Could Cannabis Valuations Fall Even Further?
What is down can still drop more, even with good business fundamentals
There are good reasons to think that share prices will bounce back in 2024. But there are also reasons to worry.
A newish but rapidly emerging capital markets player could be a 2024 spoiler.
Whatcha talkin about Willis
The villain are secondary market funds & investors (SM). The secondary market is the multi-billion dollar private buying & selling of investor shares. SM’s feast on high-flying but hurting industries like tech, and worryingly cannabis.
SMs will swoop in to make lowball share purchase offers to investors or employees eager to sell.
Cannabis’ long drought of M&A exits, dividend payments, depressed share prices and initial public offerings may force early-stage investors (family offices, venture capitalists and high net worth angel investors) to offload their stock at a deep discount versus current share prices, not to mention previous highs.
This highly discounted selling inevitably drives down valuations.
The most vulnerable (or lucky) are private & thinly-held public company investors and employees who have lost patience, need liquidity or are looking to recalibrate their investment portfolios. For example, cannabis-investing VCs may want to deploy their remaining capital elsewhere. Or they may need to return cash to their limited partners, many of whom are struggling themselves.
Employees with large holdings may see the secondary market as a critical release valve when the stock has low trading volumes, their options are underwater or they see a dearth of M&A or IPO opportunities. Firms eager to retain key employees may look to the SM to sell their stock.

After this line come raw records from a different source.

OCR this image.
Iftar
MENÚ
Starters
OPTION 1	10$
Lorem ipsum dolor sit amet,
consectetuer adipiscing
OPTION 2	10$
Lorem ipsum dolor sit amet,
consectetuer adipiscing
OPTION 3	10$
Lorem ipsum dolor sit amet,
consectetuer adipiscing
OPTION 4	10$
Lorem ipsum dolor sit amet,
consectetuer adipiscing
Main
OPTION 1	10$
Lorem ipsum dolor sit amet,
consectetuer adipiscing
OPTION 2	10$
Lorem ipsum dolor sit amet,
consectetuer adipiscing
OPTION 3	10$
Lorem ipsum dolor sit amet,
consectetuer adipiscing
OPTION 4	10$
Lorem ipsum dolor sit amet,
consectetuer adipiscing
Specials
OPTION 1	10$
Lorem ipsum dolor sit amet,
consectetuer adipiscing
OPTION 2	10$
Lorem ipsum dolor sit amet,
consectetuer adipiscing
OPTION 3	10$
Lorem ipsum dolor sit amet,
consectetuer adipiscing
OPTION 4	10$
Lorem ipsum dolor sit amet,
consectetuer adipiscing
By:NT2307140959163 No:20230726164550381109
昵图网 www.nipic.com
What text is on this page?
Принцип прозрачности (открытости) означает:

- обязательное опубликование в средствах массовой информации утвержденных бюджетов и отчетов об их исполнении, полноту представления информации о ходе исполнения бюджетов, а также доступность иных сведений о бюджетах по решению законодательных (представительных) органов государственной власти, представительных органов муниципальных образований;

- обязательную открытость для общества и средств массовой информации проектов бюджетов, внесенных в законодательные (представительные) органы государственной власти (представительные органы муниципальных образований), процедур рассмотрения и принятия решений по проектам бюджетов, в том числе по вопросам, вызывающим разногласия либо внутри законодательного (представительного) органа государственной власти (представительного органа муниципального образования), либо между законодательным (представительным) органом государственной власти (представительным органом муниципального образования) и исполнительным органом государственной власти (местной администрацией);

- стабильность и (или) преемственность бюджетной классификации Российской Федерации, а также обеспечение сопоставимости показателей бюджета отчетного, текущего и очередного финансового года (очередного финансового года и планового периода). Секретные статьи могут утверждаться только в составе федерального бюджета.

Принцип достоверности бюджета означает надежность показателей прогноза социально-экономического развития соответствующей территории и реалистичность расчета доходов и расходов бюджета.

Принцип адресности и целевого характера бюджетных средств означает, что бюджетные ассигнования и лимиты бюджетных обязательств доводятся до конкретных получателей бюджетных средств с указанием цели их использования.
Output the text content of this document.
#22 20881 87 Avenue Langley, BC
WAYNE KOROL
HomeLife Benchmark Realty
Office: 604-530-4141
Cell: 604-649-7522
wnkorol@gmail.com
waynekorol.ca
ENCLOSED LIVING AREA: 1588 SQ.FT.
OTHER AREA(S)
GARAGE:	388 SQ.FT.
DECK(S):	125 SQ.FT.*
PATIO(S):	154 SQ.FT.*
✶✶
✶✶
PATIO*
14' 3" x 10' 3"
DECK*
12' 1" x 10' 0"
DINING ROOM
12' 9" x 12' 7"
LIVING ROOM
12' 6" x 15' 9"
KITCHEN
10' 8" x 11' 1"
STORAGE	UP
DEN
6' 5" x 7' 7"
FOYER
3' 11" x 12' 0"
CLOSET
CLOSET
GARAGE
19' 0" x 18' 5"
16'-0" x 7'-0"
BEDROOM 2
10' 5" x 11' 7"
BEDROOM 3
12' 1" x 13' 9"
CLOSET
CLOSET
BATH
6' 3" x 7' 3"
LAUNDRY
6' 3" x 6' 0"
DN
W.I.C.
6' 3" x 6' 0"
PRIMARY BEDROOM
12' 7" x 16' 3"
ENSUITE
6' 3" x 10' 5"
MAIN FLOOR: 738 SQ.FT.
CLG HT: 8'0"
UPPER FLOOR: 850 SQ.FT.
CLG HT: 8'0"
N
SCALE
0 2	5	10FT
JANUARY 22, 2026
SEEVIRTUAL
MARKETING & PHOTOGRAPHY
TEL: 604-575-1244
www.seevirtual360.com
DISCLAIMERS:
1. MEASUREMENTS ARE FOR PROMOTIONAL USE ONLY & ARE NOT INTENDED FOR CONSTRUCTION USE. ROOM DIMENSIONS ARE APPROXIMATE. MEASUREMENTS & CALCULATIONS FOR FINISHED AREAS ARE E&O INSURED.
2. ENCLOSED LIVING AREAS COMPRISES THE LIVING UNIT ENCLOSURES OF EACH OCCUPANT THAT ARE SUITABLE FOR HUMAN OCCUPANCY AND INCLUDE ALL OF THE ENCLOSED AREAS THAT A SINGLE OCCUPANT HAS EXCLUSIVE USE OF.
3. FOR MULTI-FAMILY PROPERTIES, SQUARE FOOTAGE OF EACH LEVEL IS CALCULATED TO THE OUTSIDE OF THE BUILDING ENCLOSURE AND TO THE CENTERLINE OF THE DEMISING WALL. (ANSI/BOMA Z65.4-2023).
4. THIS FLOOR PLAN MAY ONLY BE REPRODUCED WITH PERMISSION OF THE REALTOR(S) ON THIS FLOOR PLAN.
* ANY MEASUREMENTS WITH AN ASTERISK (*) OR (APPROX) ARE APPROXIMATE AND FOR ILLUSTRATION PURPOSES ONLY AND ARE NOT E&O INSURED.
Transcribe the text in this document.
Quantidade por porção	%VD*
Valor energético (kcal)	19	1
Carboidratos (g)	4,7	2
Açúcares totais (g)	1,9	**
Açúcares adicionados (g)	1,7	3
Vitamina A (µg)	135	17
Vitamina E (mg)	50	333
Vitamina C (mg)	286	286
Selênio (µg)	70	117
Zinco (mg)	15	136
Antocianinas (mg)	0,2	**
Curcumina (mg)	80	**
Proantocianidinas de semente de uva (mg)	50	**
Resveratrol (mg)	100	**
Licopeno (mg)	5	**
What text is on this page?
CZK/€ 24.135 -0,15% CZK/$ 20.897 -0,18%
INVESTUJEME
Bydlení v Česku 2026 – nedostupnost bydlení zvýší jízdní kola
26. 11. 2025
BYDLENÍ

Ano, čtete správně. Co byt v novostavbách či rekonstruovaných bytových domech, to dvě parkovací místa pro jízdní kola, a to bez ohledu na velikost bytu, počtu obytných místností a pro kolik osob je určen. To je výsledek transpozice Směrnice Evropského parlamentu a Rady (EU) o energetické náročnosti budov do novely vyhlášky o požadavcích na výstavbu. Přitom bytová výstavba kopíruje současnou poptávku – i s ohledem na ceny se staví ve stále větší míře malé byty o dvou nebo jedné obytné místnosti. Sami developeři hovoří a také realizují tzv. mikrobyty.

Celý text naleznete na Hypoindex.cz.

The secondary market is not new. Recently, a spate of new and existing funds have raised billions of dollars to capitalize on investor sell offs. Any sector plagued by a shortage of risk capital, limited financial exits, depressed share prices and high interest rate will be in SM crosshairs.
Cannabis, anyone?
Sellers beware
Lower valuations is not a firm’s only concern. The SM can resemble a souk, is more lightly regulated, and is far less liquid than public markets. And secondary markets are not immune to two big 2024 risks: continued high rates and new geo-political shocks.
I could be wrong. Or, I can continue my forecasting winning streak where I predicted a quick rise to record high interest rates, the shift of risk capital to safer harbours and continued weakness in market caps despite growing profitability.
For some investors & employees, the SM may be the only exit game in town. Cannabis firms need to understand the implications of this market while focusing on building great businesses.